An open passenger door was the reason I was in this ditch, and my ejection spared me most of the shock from the crash. I knew my nose was broken, and I certainly had other injured parts not discovered; but I was alive – for now. Somehow I’d managed to avoid the bullets, and only escaped the violent collision by choosing the peril of jumping from a moving vehicle. Unfortunately the driver wasn’t that lucky.
The head and face made a perfect imprint in the smashed windshield – open and lifeless eyes staring at me through the bloody glass and asking for help. I had none to offer. Impact from the sudden stop against the ditch bank was enormous – however, I don’t suspect the body felt a thing. Moments before running out of road, a bullet crashed through the driver’s side window; taking most of their head with it, before slamming into the dashboard.
Even knowing it was useless, instinct told me to get up…get up and go check on my friend, the one I had promised to protect. Whoever fired the bullet that removed most of my friend’s head was probably only a few yards away and already rushing over to finish their work.
Unfortunately, my .38 wasn’t in its holster where it belonged – I knew that. During the short and speedy chase I had managed to fire two rounds at our pursuer, neither one having much effect on their aggressiveness. The gun was in my hand when I left the vehicle, but it wasn’t there now – apparently separating itself from me somewhere in the process.
Weapon or no weapon, I needed to get out of this ditch and on my feet – stand up to run or stand up to fight. Either way, I needed to stand up!
Putting my right arm against the soft ground, I rose slightly before moving my left – the pain was deafening! I slumped back into the mud, cursing myself for letting this happen. My left arm was useless, either broken when I left the vehicle or from another bullet that I never felt.

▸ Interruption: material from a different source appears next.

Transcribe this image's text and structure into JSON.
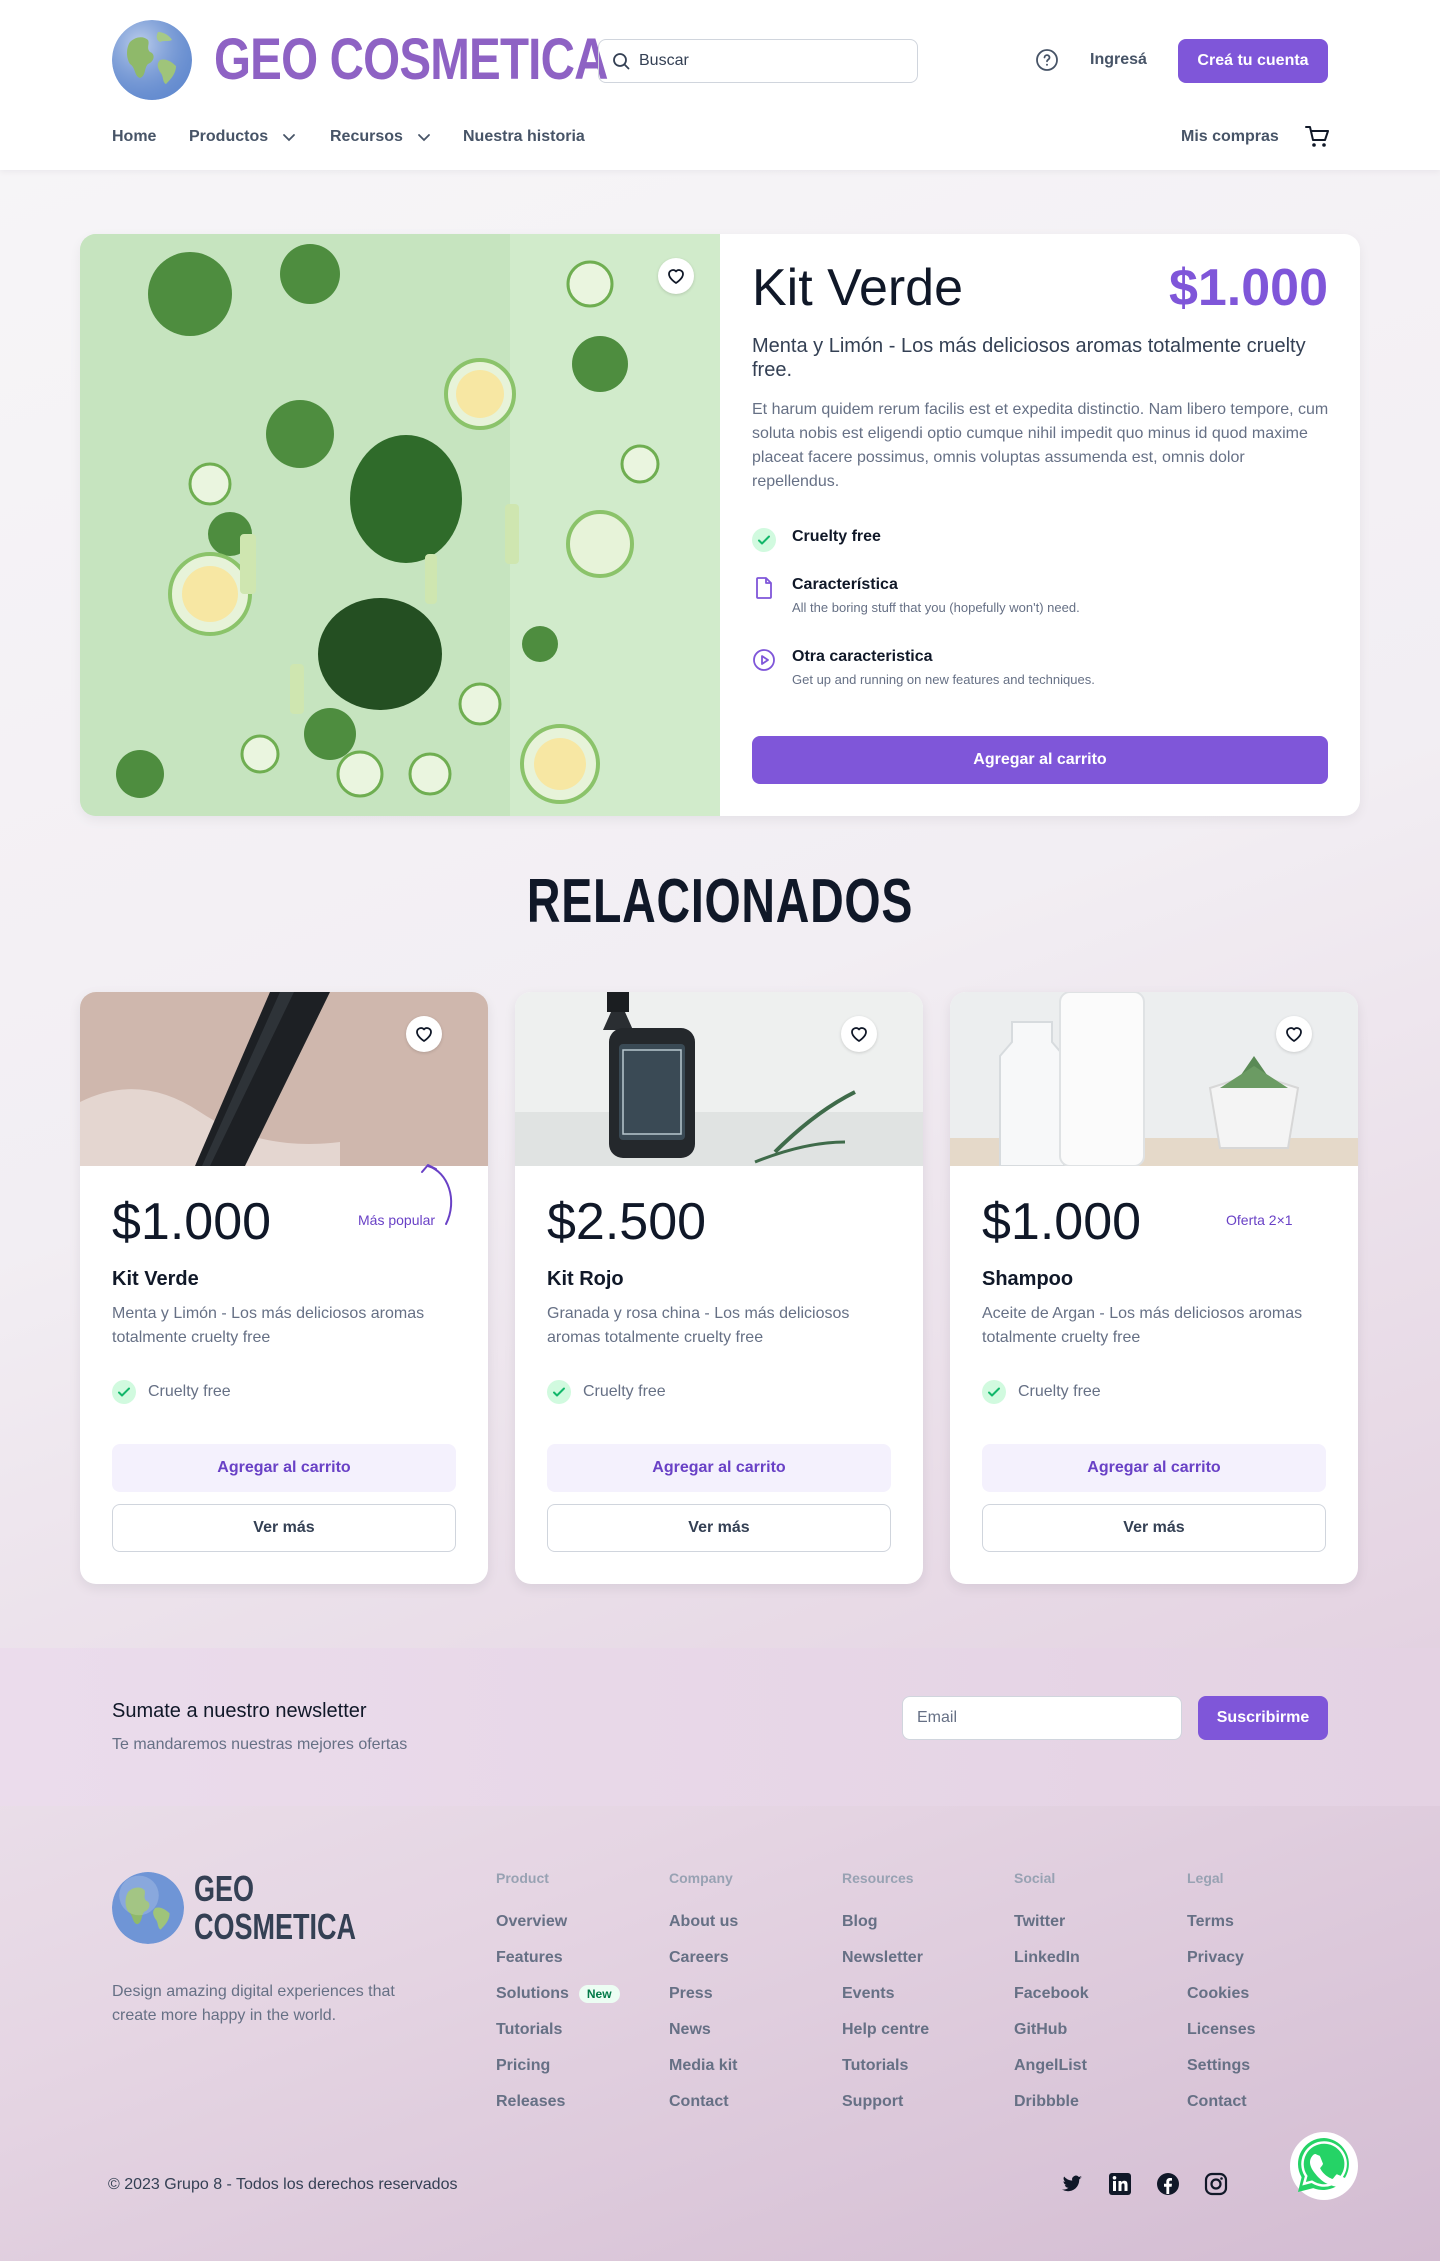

Looking away from the carnage I closed my eyes to help tolerate the pain and tried to recall recent events. Events that led me to a ‘one horse’ town in Arkansas, events that had killed my friend and events that put me in this dirty snow filled ditch without the ability to get out.
It started only a few days ago, which now seemed like forever. A client I was hired to protect – a simple task – had gone badly. Now, I have a dead friend, a dead client and a task not so simple.